Published 1999-01-18Version 1

We study the electronic and dynamic properties of a one-dimensional Thue-Morse chain within the framework of the transfer model. By means of direct diagonalization of the Hamiltonian matrix we first show that the trace map of the transfer matrices is exactly the same as that in the diagonal model. Then, by calculating several quantities such as the wave function, the Lyapunov exponent, and the Landauer resistivity, we show that all the electronic states are extended despite the singular continuity of the energy spectrum. Our results indicate that the electronic properties of the Thue-Morse chain is independent of the kind of the model, which is contrary to the result of Chakrabarti et al. [Phys. Rev.
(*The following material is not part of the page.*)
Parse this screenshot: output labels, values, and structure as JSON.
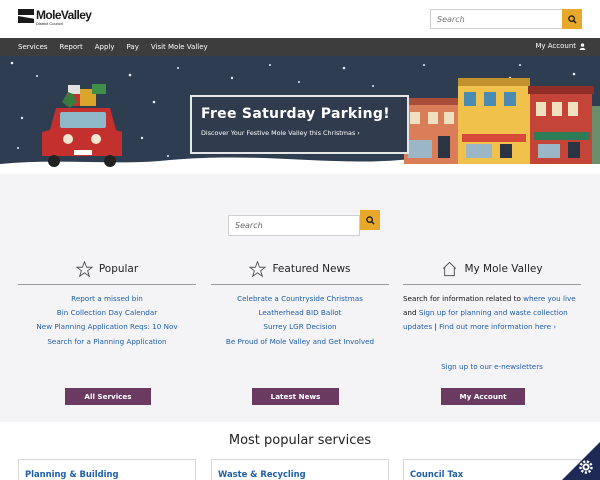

Lett. 74, 1403 (1995)]. To deepen our understanding, we study the dynamics of an electronic wave packet and show that the wave packet spreads superdiffusively for long times with dynamic indices intermediate between periodic and quasiperiodic chains. Several features of dynamics distinctive from the case of the Fibonacci chain are discussed. We also study the effects of electron-phonon interaction on the dynamics of the wave packet by taking into account a kind of nonlinear interaction. Degree of dynamic localization is shown to be crucially dependent on the strength of the hopping energy and the nonlinear interaction parameter.